Angel Rosario Sanchez, 24, of New Jersey, who was at the Walmart store in Secaucus on Wednesday, said he had planned to celebrate Thanksgiving with his friends but hadn’t done any grocery shopping yet. Seeing the large display of Thanksgiving products in the store made him want to return to buy some.
“I always count on Walmart for the deals,” said Rosario Sanchez, who usually chooses to eat from Walmart’s bottom line, the Great Value brand. “Inflation is too high, and it needs to go back to where it was before.”
Getting deals with store labels and national brands
Over the past two years, Walmart, Target and others have seen price-conscious shoppers shift more of their purchases to store label brands.

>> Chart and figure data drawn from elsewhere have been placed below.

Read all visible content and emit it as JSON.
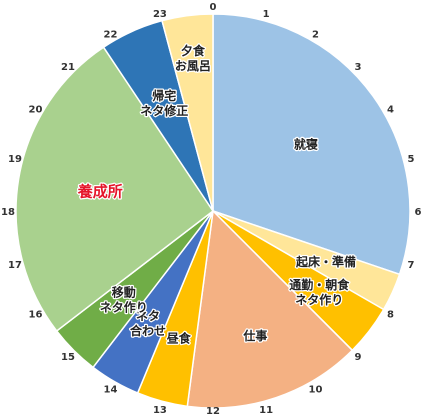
{
  "chart_data": {
    "type": "pie",
    "title": "",
    "unit": "hours",
    "start_angle_hour": 0,
    "direction": "clockwise",
    "hour_ticks": [
      "0",
      "1",
      "2",
      "3",
      "4",
      "5",
      "6",
      "7",
      "8",
      "9",
      "10",
      "11",
      "12",
      "13",
      "14",
      "15",
      "16",
      "17",
      "18",
      "19",
      "20",
      "21",
      "22",
      "23"
    ],
    "slices": [
      {
        "label_lines": [
          "就寝"
        ],
        "start": 0,
        "end": 7.25,
        "value": 7.25,
        "color": "#9dc3e6"
      },
      {
        "label_lines": [
          "起床・準備"
        ],
        "start": 7.25,
        "end": 8.0,
        "value": 0.75,
        "color": "#ffe699"
      },
      {
        "label_lines": [
          "通勤・朝食",
          "ネタ作り"
        ],
        "start": 8.0,
        "end": 9.0,
        "value": 1.0,
        "color": "#ffc000"
      },
      {
        "label_lines": [
          "仕事"
        ],
        "start": 9.0,
        "end": 12.5,
        "value": 3.5,
        "color": "#f4b183"
      },
      {
        "label_lines": [
          "昼食"
        ],
        "start": 12.5,
        "end": 13.5,
        "value": 1.0,
        "color": "#ffc000"
      },
      {
        "label_lines": [
          "ネタ",
          "合わせ"
        ],
        "start": 13.5,
        "end": 14.5,
        "value": 1.0,
        "color": "#4472c4"
      },
      {
        "label_lines": [
          "移動",
          "ネタ作り"
        ],
        "start": 14.5,
        "end": 15.5,
        "value": 1.0,
        "color": "#70ad47"
      },
      {
        "label_lines": [
          "養成所"
        ],
        "start": 15.5,
        "end": 21.75,
        "value": 6.25,
        "color": "#a9d18e",
        "highlight": true
      },
      {
        "label_lines": [
          "帰宅",
          "ネタ修正"
        ],
        "start": 21.75,
        "end": 23.0,
        "value": 1.25,
        "color": "#2e75b6"
      },
      {
        "label_lines": [
          "夕食",
          "お風呂"
        ],
        "start": 23.0,
        "end": 24.0,
        "value": 1.0,
        "color": "#ffe699"
      }
    ]
  }
}
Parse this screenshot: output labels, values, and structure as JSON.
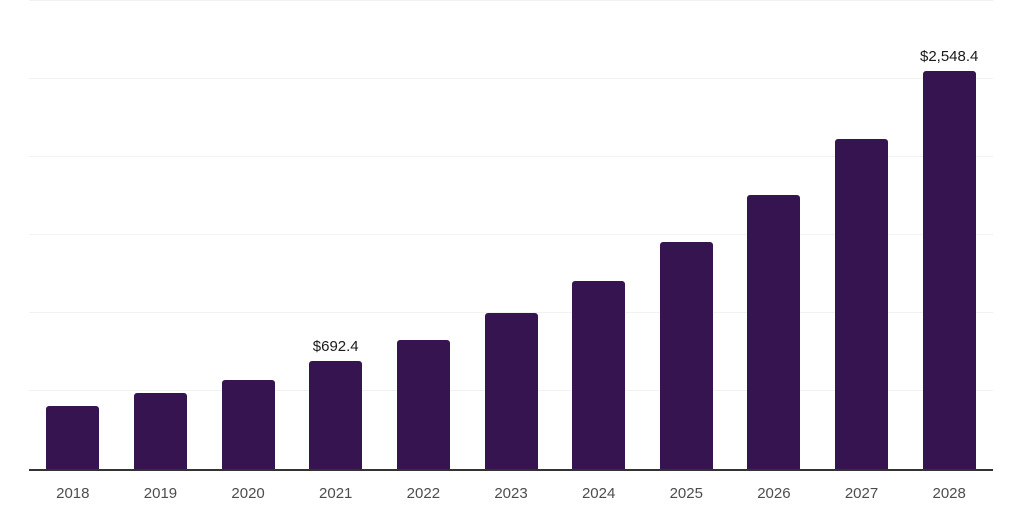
{
  "page": {
    "background_color": "#ffffff",
    "title": "",
    "notes": "bar chart only, no chart title, no y-axis tick labels, no legend"
  },
  "chart_data": {
    "type": "bar",
    "title": "",
    "xlabel": "",
    "ylabel": "",
    "categories": [
      "2018",
      "2019",
      "2020",
      "2021",
      "2022",
      "2023",
      "2024",
      "2025",
      "2026",
      "2027",
      "2028"
    ],
    "values": [
      405,
      485,
      571,
      692.4,
      830,
      1001,
      1206,
      1455,
      1757,
      2116,
      2548.4
    ],
    "bar_labels": [
      "",
      "",
      "",
      "$692.4",
      "",
      "",
      "",
      "",
      "",
      "",
      "$2,548.4"
    ],
    "ylim": [
      0,
      3000
    ],
    "grid_step": 500,
    "grid": "horizontal",
    "y_tick_labels_visible": false,
    "legend_position": "none",
    "colors": {
      "bar": "#361450",
      "gridline": "#f2f2f2",
      "axis_line": "#333333",
      "tick_label": "#4d4d4d",
      "value_label": "#1a1a1a"
    }
  }
}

In response, retailers have improved their selection or created new brands of food lines.
Walmart launched Bettergoods, its largest store-label food brand in 20 years in terms of product breadth, in April to appeal to younger consumers who aren’t loyal to national brands and chef-inspired foods. Want those with a higher price.

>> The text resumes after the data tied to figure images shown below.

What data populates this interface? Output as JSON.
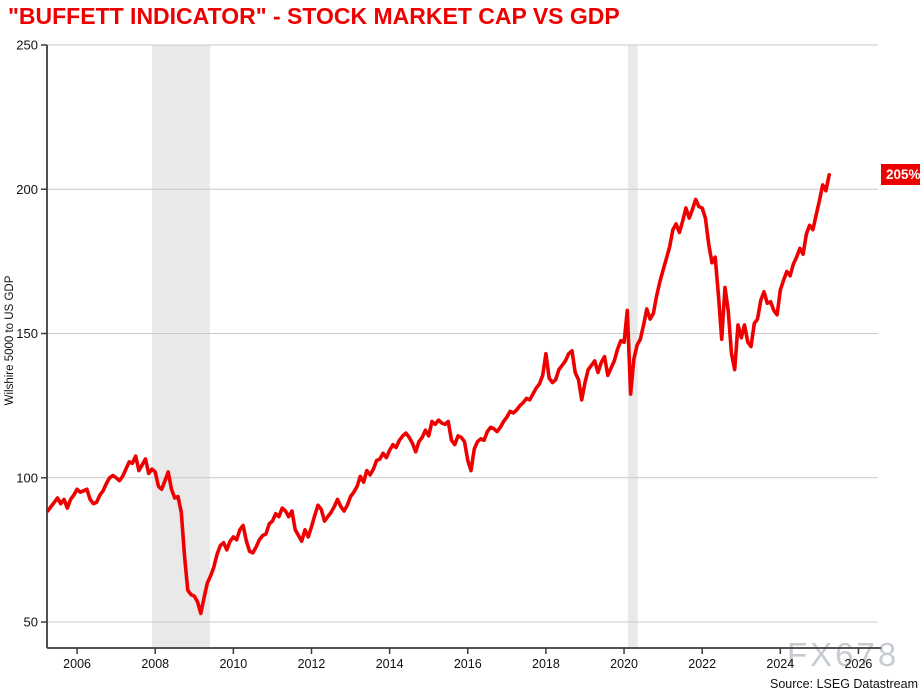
{
  "title": {
    "text": "\"BUFFETT INDICATOR\" - STOCK MARKET CAP VS GDP",
    "color": "#ee0000"
  },
  "watermark": {
    "text": "FX678"
  },
  "source": {
    "text": "Source: LSEG Datastream"
  },
  "end_label": {
    "text": "205%",
    "value": 205,
    "bg": "#ee0000",
    "fg": "#ffffff"
  },
  "chart_data": {
    "type": "line",
    "title": "\"BUFFETT INDICATOR\" - STOCK MARKET CAP VS GDP",
    "xlabel": "",
    "ylabel": "Wilshire 5000 to US GDP",
    "x_ticks": [
      2006,
      2008,
      2010,
      2012,
      2014,
      2016,
      2018,
      2020,
      2022,
      2024,
      2026
    ],
    "y_ticks": [
      50,
      100,
      150,
      200,
      250
    ],
    "x_range": [
      2005.23,
      2026.5
    ],
    "y_range": [
      41,
      250
    ],
    "grid": "horizontal-only",
    "legend": "none",
    "frequency": "monthly",
    "recession_bands": [
      [
        2007.92,
        2009.4
      ],
      [
        2020.1,
        2020.35
      ]
    ],
    "colors": {
      "grid": "#c9c9c9",
      "band": "#e9e9e9",
      "axis": "#3c3c3c",
      "tick_text": "#111111"
    },
    "series": [
      {
        "name": "Wilshire 5000 to US GDP",
        "color": "#ee0000",
        "x_start": 2005.25,
        "x_end": 2025.25,
        "x_step_years": 0.0833333,
        "values": [
          88.5,
          90,
          91.5,
          93,
          91,
          92.5,
          89.5,
          92.5,
          94,
          96,
          95,
          95.5,
          96,
          92.5,
          91,
          91.5,
          94,
          95.5,
          98,
          100,
          100.8,
          100,
          99,
          100.5,
          103,
          105.5,
          105,
          107.5,
          102.5,
          104.5,
          106.5,
          101.5,
          103,
          102,
          97,
          96,
          99,
          102,
          96,
          93,
          93.5,
          88,
          73,
          61,
          59.5,
          59,
          57,
          53,
          58.5,
          63.5,
          66,
          69,
          73.5,
          76.5,
          77.5,
          75,
          78,
          79.5,
          78.5,
          82,
          83.5,
          78,
          74.5,
          74,
          76,
          78.5,
          80,
          80.5,
          84,
          85,
          87.5,
          86.5,
          89.5,
          88.5,
          86.5,
          88.5,
          82,
          80,
          78,
          82,
          79.5,
          83,
          87,
          90.5,
          89,
          85,
          86.5,
          88,
          90,
          92.5,
          90,
          88.5,
          90.5,
          93.5,
          95,
          97,
          100.5,
          98.5,
          102.5,
          101,
          103,
          106,
          106.5,
          108.5,
          107,
          109.5,
          111.5,
          110.5,
          113,
          114.5,
          115.5,
          114,
          112,
          109,
          112.5,
          114,
          116.5,
          114.5,
          119.5,
          118.5,
          120,
          119,
          118.5,
          119.5,
          113,
          111.5,
          114.5,
          114,
          112.5,
          106,
          102.5,
          110,
          112.5,
          113.5,
          113,
          116,
          117.5,
          117,
          116,
          117.5,
          119.5,
          121,
          123,
          122.5,
          123.5,
          125,
          126,
          127.5,
          127,
          129,
          131,
          132.5,
          135.5,
          143,
          134.5,
          133,
          134,
          137.5,
          139,
          140.5,
          143,
          144,
          136.5,
          134,
          127,
          133,
          137.5,
          139,
          140.5,
          136.5,
          140,
          142,
          135.5,
          138,
          140.5,
          144.5,
          147.5,
          147,
          158,
          129,
          141,
          146,
          148,
          153,
          158.5,
          155,
          157,
          163,
          168,
          172,
          176,
          180,
          186,
          188,
          185,
          189,
          193.5,
          190,
          193,
          196.5,
          194,
          193.5,
          190,
          181,
          174.5,
          176.5,
          163,
          148,
          166,
          158,
          143,
          137.5,
          153,
          148.5,
          153,
          147,
          145.5,
          153.5,
          155,
          161.5,
          164.5,
          160.5,
          161,
          158,
          156.5,
          165,
          168.5,
          171.5,
          170,
          174,
          176.5,
          179.5,
          177.5,
          184.5,
          187.5,
          186,
          191,
          196,
          201.5,
          199.5,
          205
        ]
      }
    ]
  }
}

But store brands aren’t necessarily cheap.
Wells Fargo’s Agri-Food Institute, a team of national industry consultants that provides economic insight and research, compared the costs of store brands and national name brands for a typical Thanksgiving dinner. The name-brand versions of cranberry sauce were less expensive than the store brands the team inventoried, while the name-brand pumpkin pies were the same price versus the store-brand versions.
Robin Wenzel, head of the Wells Fargo Institute, believes makers of some familiar brands realized they were “overshot” with post-pandemic price increases and are pulling back.

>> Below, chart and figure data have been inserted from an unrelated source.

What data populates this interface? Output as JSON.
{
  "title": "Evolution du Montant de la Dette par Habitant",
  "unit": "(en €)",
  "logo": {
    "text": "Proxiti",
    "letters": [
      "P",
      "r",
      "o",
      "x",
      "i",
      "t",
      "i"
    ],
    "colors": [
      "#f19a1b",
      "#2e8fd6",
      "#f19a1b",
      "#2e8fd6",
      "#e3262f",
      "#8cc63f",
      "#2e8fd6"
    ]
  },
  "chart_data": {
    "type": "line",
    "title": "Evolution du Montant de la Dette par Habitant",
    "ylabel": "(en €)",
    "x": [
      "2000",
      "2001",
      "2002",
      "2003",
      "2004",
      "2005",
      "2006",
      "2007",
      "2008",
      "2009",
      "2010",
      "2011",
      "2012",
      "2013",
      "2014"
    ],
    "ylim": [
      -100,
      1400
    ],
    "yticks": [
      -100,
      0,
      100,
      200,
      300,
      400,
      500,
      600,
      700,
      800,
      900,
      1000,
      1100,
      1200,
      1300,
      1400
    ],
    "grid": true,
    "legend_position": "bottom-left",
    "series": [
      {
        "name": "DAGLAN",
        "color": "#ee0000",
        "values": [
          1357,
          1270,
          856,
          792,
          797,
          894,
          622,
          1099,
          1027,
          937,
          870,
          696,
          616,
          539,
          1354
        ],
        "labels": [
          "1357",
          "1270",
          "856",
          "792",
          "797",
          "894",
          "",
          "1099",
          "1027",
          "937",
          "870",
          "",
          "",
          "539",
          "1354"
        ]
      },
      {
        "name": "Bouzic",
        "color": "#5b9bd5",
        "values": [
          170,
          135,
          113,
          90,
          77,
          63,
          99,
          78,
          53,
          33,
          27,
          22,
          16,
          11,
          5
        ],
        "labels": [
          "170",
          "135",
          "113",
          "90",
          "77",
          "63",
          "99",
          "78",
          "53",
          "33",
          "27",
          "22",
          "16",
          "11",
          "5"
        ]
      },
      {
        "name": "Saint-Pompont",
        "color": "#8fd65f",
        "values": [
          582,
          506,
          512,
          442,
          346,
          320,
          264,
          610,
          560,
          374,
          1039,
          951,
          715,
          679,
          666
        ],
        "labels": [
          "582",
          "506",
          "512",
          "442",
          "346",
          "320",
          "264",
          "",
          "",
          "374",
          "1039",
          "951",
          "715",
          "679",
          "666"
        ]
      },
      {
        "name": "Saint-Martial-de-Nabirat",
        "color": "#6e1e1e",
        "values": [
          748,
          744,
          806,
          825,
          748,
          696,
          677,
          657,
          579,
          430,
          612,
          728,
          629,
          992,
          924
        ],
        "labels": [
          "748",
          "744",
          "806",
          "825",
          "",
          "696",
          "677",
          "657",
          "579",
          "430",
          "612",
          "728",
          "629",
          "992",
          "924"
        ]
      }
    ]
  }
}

The Agrifood Institute’s 10-person Thanksgiving menu includes turkey, stuffing, salad, cranberries, dinner rolls and pumpkin pie. All name brand uses will cost $90 this year, down 0.5% from last year. Preparing the same meal with store-branded food will cost $73, or 2.7% more than a year ago.
This gives buyers the option to mix and match, Wenzel said.
The price of turkey dinner is low, but customers may not notice it
The latest government snapshot of inflation shows that grocery prices rose just 0.1 percent from September to October and just 1.1 percent from a year earlier. This is providing some relief to consumers after food prices have increased by around 23% in the last three years.
For Thanksgiving’s main entrees and beverages, prices are dropping, but given the increase in food prices in recent years, consumers may or may not notice it.
The price of a 15-item Thanksgiving meal averaged $65.51 this year, down about 3 percent from last year but up 42 percent overall from 2019, said retail intelligence provider DataAssembly. For example, a 12-ounce can of jelly cranberry sauce averaged $2.89, down 1% from a year ago but still up 90% from 2019.
A 10-pound frozen turkey averaged $10.40 this year, down 19 percent from 2023 but still up 6 percent from 2019, the data firm said. Prices for some Thanksgiving products are still rising: A 30-ounce box of pumpkin pie mix now costs an average of $5.56, up 6 percent from a year ago and nearly 70 percent from five years ago. According to the data assembly.
Like many food retailers, Walmart included a mix of store and name-brand products in its Thanksgiving bundle. Meal deals include canned jelly cranberry sauce from Ocean Spray, and green beans and dinner rolls from the in-house Great Value line. The bundle also includes fresh items such as a white whole frozen turkey from national brand Shady Brook Farms, and a 5-pound bag of russet potatoes.
Still, many bundles at Walmart and elsewhere will be ignored.
While visiting a Walmart in Secaucus, New Jersey, Nadia Rivest, 70, said she had already shopped at the discounter to buy turkey, fish and chicken for her Thanksgiving meal. But she was only interested in buying fresh produce, not canned goods.
“I like red peppers, red tomatoes, something fresh,” she said.